The House Cuts OLMS Funding by $2 Million
AWF and several partner groups all across the country are putting together a coalition letter to the Senate to restore full funding, as requested by the President, to the OLMS. Stay tuned for the release of that letter in the coming days. For more on the issue, read the following article by our friend James Sherk at the Heritage Foundation. Keep up the good fight James!
Laboring Against Working Americans: Congress Should Not Cut the Office of Labor-Management Standards
On Labor Day, Americans traditionally celebrate organized labor's role in fighting for better working conditions, but some labor leaders misuse their positions for personal benefit.
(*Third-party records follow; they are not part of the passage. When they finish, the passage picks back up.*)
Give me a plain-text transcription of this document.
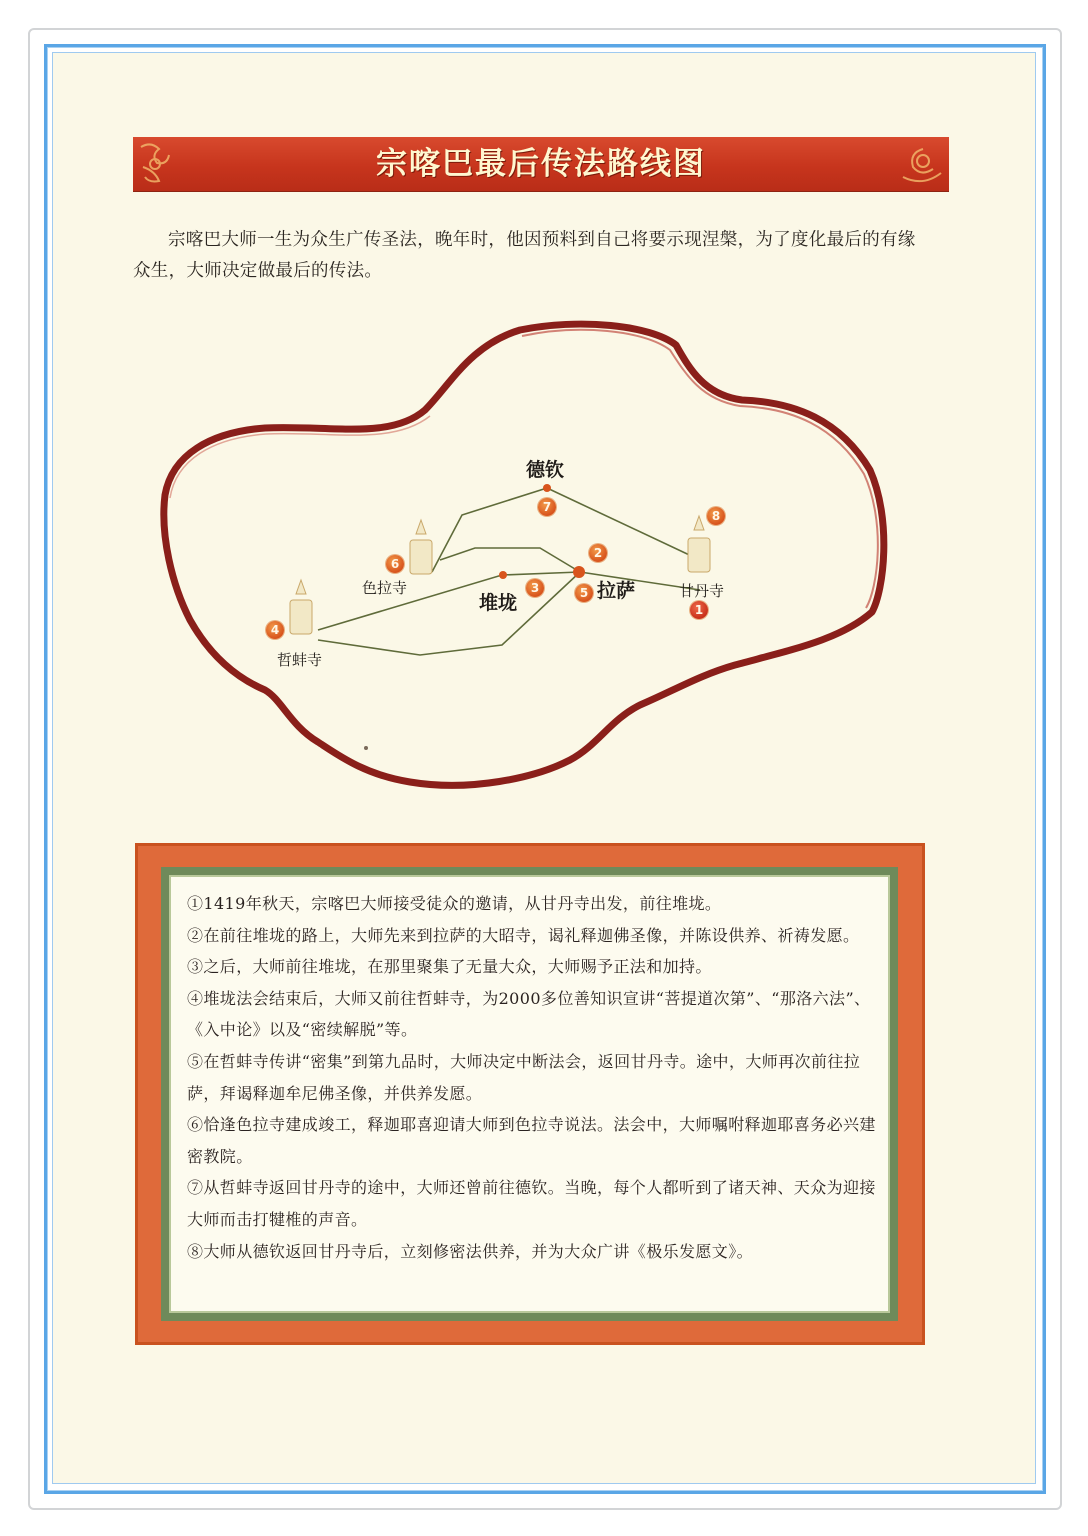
宗喀巴最后传法路线图
宗喀巴大师一生为众生广传圣法，晚年时，他因预料到自己将要示现涅槃，为了度化最后的有缘众生，大师决定做最后的传法。
德钦
色拉寺
堆垅
拉萨	甘丹寺
哲蚌寺
1
2
3
4
5
6
7
8

①1419年秋天，宗喀巴大师接受徒众的邀请，从甘丹寺出发，前往堆垅。

②在前往堆垅的路上，大师先来到拉萨的大昭寺，谒礼释迦佛圣像，并陈设供养、祈祷发愿。

③之后，大师前往堆垅，在那里聚集了无量大众，大师赐予正法和加持。

④堆垅法会结束后，大师又前往哲蚌寺，为2000多位善知识宣讲“菩提道次第”、“那洛六法”、《入中论》以及“密续解脱”等。

⑤在哲蚌寺传讲“密集”到第九品时，大师决定中断法会，返回甘丹寺。途中，大师再次前往拉萨，拜谒释迦牟尼佛圣像，并供养发愿。

⑥恰逢色拉寺建成竣工，释迦耶喜迎请大师到色拉寺说法。法会中，大师嘱咐释迦耶喜务必兴建密教院。

⑦从哲蚌寺返回甘丹寺的途中，大师还曾前往德钦。当晚，每个人都听到了诸天神、天众为迎接大师而击打犍椎的声音。

⑧大师从德钦返回甘丹寺后，立刻修密法供养，并为大众广讲《极乐发愿文》。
Since 2001, government investigators have charged hundreds of senior union officials with embezzling their members' dues, and now unions are using their influence in Congress to reduce the budget of the Office of Labor-Management Standards (OLMS), the department in charge of investigating union corruption. Congress should not cut funding to the OLMS. Instead, Congress should stand up for working Americans and protect them from union leaders who treat members' dues as their personal property.
Organized Labor Has Lost Its Way
Union officials are using their political clout with the Democratic Congress to cut the funding of the one agency charged with holding them accountable to their members. The House of Representatives recently voted to cut the $48 million budget of the Office of Labor-Management Standards by $2 million, even as it increased funding for the rest of the Department of Labor by $900 million more than the President requested. The OLMS was singled out for budget cuts because its efforts to increase union accountability and fight corruption have rankled union leaders.
One hundred and twenty-five years after the first Labor Day parade in 1882, it is clear that some union leaders view themselves as champions of their own pocketbooks, not their members' well-being.